Thursday, 11 August 2011

The Threat Right Now is Deflation - Not Inflation!

Posted on 12:44 by Unknown
Too many people are preaching a gloom / doom scenario where the Chinese (and others) reject U.S. bonds because of the debt, we have to raise interest rates, and suffer hyperinflation.

That is just a fantasy at this point.

Since the "downgrade", investors have been piling into treasuries - S&P's view was completely rejected. U.S. bonds are still considered the safest and most liquid investment. There are no other options. Swiss bonds are considered safe, but their market is not nearly large enough.

Right now, we are more in danger of deflation than inflation. There is currently a liquidity trap. Companies are awash in money, but not spending. So there is no demand.

Proof: Bank of New York just started charging negative interest on large cash deposits. Any return the bank can get by investing its balances in overnight / short term paper can't even cover the insurance / overhead of holding deposits!

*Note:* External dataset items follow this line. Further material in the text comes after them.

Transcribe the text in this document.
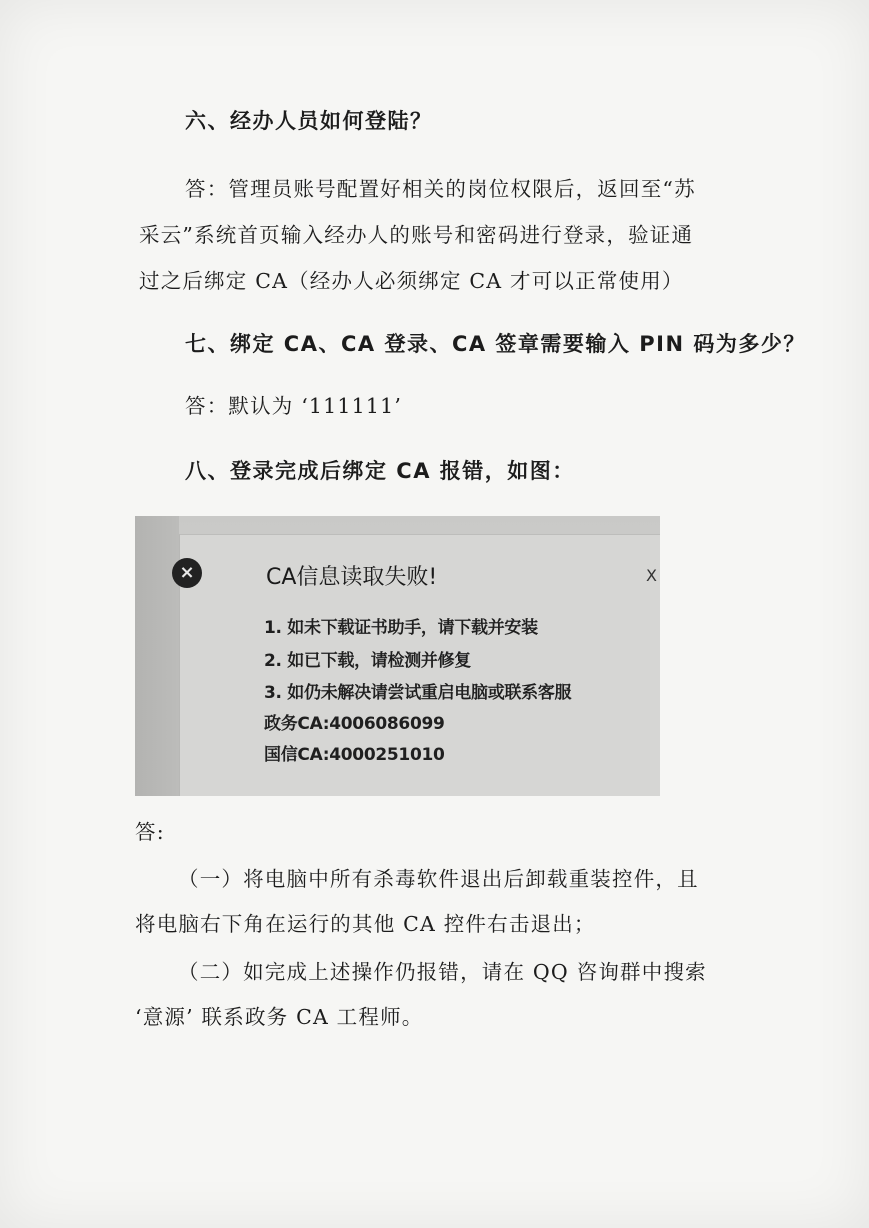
六、经办人员如何登陆？
答：管理员账号配置好相关的岗位权限后，返回至“苏
采云”系统首页输入经办人的账号和密码进行登录，验证通
过之后绑定 CA（经办人必须绑定 CA 才可以正常使用）
七、绑定 CA、CA 登录、CA 签章需要输入 PIN 码为多少？
答：默认为 ‘111111’
八、登录完成后绑定 CA 报错，如图：
×	X
CA信息读取失败!
1. 如未下载证书助手，请下载并安装
2. 如已下载，请检测并修复
3. 如仍未解决请尝试重启电脑或联系客服
政务CA:4006086099
国信CA:4000251010
答:
（一）将电脑中所有杀毒软件退出后卸载重装控件，且
将电脑右下角在运行的其他 CA 控件右击退出；
（二）如完成上述操作仍报错，请在 QQ 咨询群中搜索
‘意源’ 联系政务 CA 工程师。
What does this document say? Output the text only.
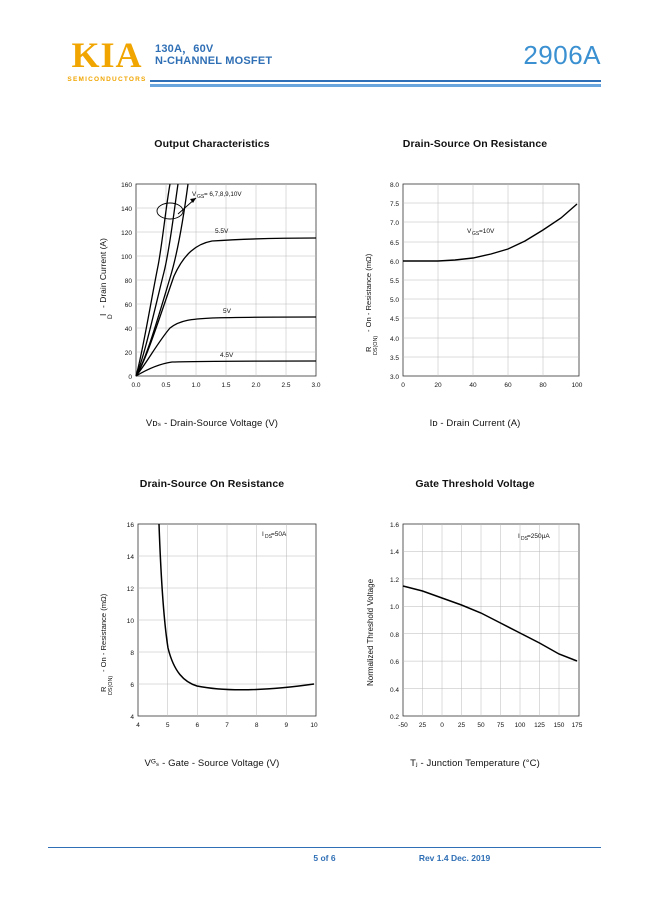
KIA
SEMICONDUCTORS
130A，60V
N-CHANNEL MOSFET	2906A
Output Characteristics
I D
- Drain Current (A)
160
140
120
100
80
60
40
20
0
0.0	0.5	1.0	1.5	2.0	2.5	3.0
V GS = 6,7,8,9,10V
5.5V
5V
4.5V
Vᴅₛ - Drain-Source Voltage (V)
Drain-Source On Resistance
R DS(ON)
- On - Resistance (mΩ)
8.0
7.5
7.0
6.5
6.0
5.5
5.0
4.5
4.0
3.5
3.0
0	20	40	60	80	100
V GS =10V
Iᴅ - Drain Current (A)
Drain-Source On Resistance
R DS(ON)
- On - Resistance (mΩ)
16
14
12
10
8
6
4
4	5	6	7	8	9	10
I DS =50A
Vᴳₛ - Gate - Source Voltage (V)
Gate Threshold Voltage
Normalized Threshold Voltage
1.6
1.4
1.2
1.0
0.8
0.6
0.4
0.2
-50 25 0 25 50 75 100 125 150 175
I DS =250µA
Tⱼ - Junction Temperature (°C)
5 of 6	Rev 1.4 Dec. 2019
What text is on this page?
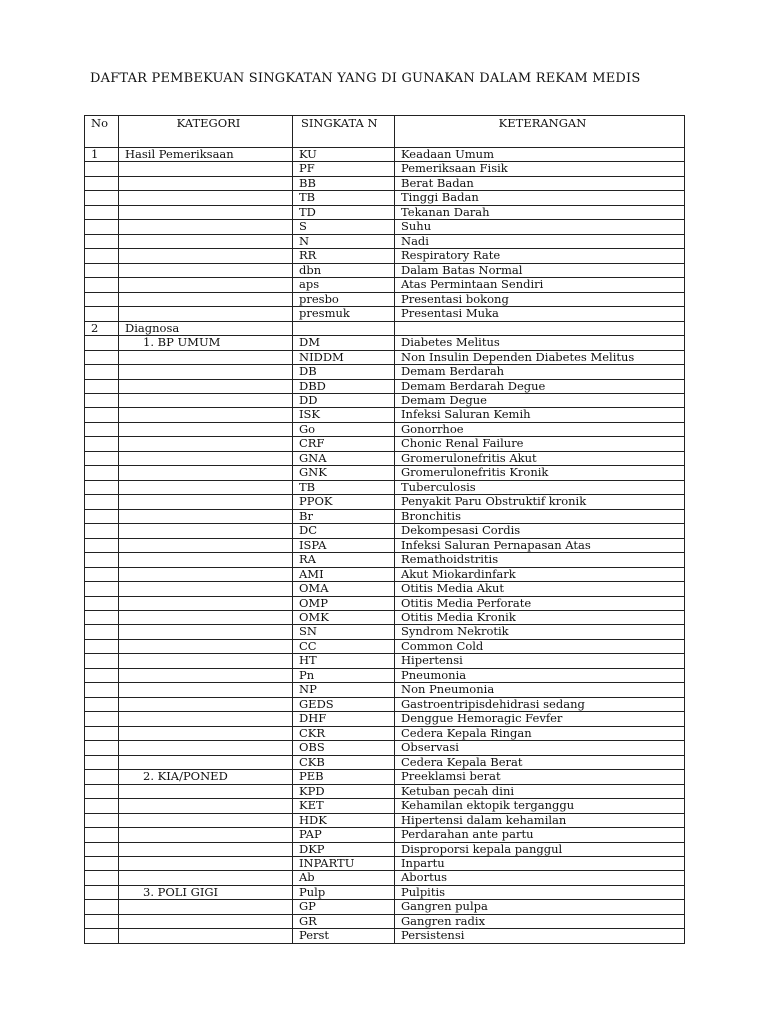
DAFTAR PEMBEKUAN SINGKATAN YANG DI GUNAKAN DALAM REKAM MEDIS
No	KATEGORI	SINGKATA N	KETERANGAN
1	Hasil Pemeriksaan	KU	Keadaan Umum
		PF	Pemeriksaan Fisik
		BB	Berat Badan
		TB	Tinggi Badan
		TD	Tekanan Darah
		S	Suhu
		N	Nadi
		RR	Respiratory Rate
		dbn	Dalam Batas Normal
		aps	Atas Permintaan Sendiri
		presbo	Presentasi bokong
		presmuk	Presentasi Muka
2	Diagnosa		
	1. BP UMUM	DM	Diabetes Melitus
		NIDDM	Non Insulin Dependen Diabetes Melitus
		DB	Demam Berdarah
		DBD	Demam Berdarah Degue
		DD	Demam Degue
		ISK	Infeksi Saluran Kemih
		Go	Gonorrhoe
		CRF	Chonic Renal Failure
		GNA	Gromerulonefritis Akut
		GNK	Gromerulonefritis Kronik
		TB	Tuberculosis
		PPOK	Penyakit Paru Obstruktif kronik
		Br	Bronchitis
		DC	Dekompesasi Cordis
		ISPA	Infeksi Saluran Pernapasan Atas
		RA	Remathoidstritis
		AMI	Akut Miokardinfark
		OMA	Otitis Media Akut
		OMP	Otitis Media Perforate
		OMK	Otitis Media Kronik
		SN	Syndrom Nekrotik
		CC	Common Cold
		HT	Hipertensi
		Pn	Pneumonia
		NP	Non Pneumonia
		GEDS	Gastroentripisdehidrasi sedang
		DHF	Denggue Hemoragic Fevfer
		CKR	Cedera Kepala Ringan
		OBS	Observasi
		CKB	Cedera Kepala Berat
	2. KIA/PONED	PEB	Preeklamsi berat
		KPD	Ketuban pecah dini
		KET	Kehamilan ektopik terganggu
		HDK	Hipertensi dalam kehamilan
		PAP	Perdarahan ante partu
		DKP	Disproporsi kepala panggul
		INPARTU	Inpartu
		Ab	Abortus
	3. POLI GIGI	Pulp	Pulpitis
		GP	Gangren pulpa
		GR	Gangren radix
		Perst	Persistensi
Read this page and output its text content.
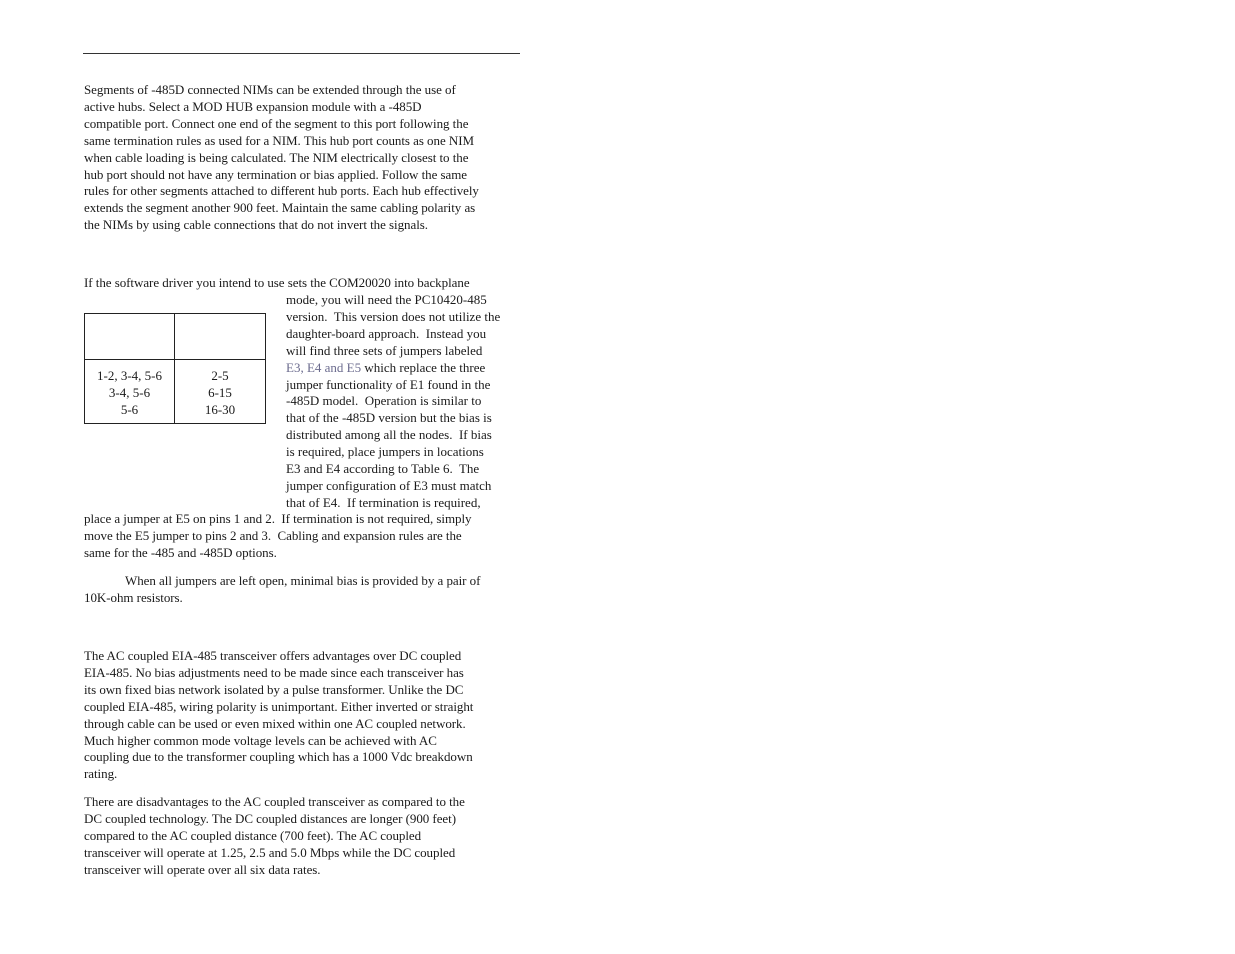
Segments of -485D connected NIMs can be extended through the use of
active hubs. Select a MOD HUB expansion module with a -485D
compatible port. Connect one end of the segment to this port following the
same termination rules as used for a NIM. This hub port counts as one NIM
when cable loading is being calculated. The NIM electrically closest to the
hub port should not have any termination or bias applied. Follow the same
rules for other segments attached to different hub ports. Each hub effectively
extends the segment another 900 feet. Maintain the same cabling polarity as
the NIMs by using cable connections that do not invert the signals.

If the software driver you intend to use sets the COM20020 into backplane

mode, you will need the PC10420-485
version.  This version does not utilize the
daughter-board approach.  Instead you
will find three sets of jumpers labeled
E3, E4 and E5 which replace the three
jumper functionality of E1 found in the
-485D model.  Operation is similar to
that of the -485D version but the bias is
distributed among all the nodes.  If bias
is required, place jumpers in locations
E3 and E4 according to Table 6.  The
jumper configuration of E3 must match
that of E4.  If termination is required,

1-2, 3-4, 5-6
3-4, 5-6
5-6
2-5
6-15
16-30

place a jumper at E5 on pins 1 and 2.  If termination is not required, simply
move the E5 jumper to pins 2 and 3.  Cabling and expansion rules are the
same for the -485 and -485D options.

When all jumpers are left open, minimal bias is provided by a pair of
10K-ohm resistors.

The AC coupled EIA-485 transceiver offers advantages over DC coupled
EIA-485. No bias adjustments need to be made since each transceiver has
its own fixed bias network isolated by a pulse transformer. Unlike the DC
coupled EIA-485, wiring polarity is unimportant. Either inverted or straight
through cable can be used or even mixed within one AC coupled network.
Much higher common mode voltage levels can be achieved with AC
coupling due to the transformer coupling which has a 1000 Vdc breakdown
rating.

There are disadvantages to the AC coupled transceiver as compared to the
DC coupled technology. The DC coupled distances are longer (900 feet)
compared to the AC coupled distance (700 feet). The AC coupled
transceiver will operate at 1.25, 2.5 and 5.0 Mbps while the DC coupled
transceiver will operate over all six data rates.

Even though everyone wants the debt burden eased and don't want any more government stimulus, that might end up being the only course of action. The Fed can't cut interest rates any further. Companies have money, but there is not enough demand for goods/services. Cutting government spending right now will reduce demand. The time to reduce the deficit by spending cuts will be after the economy recovers out of recession.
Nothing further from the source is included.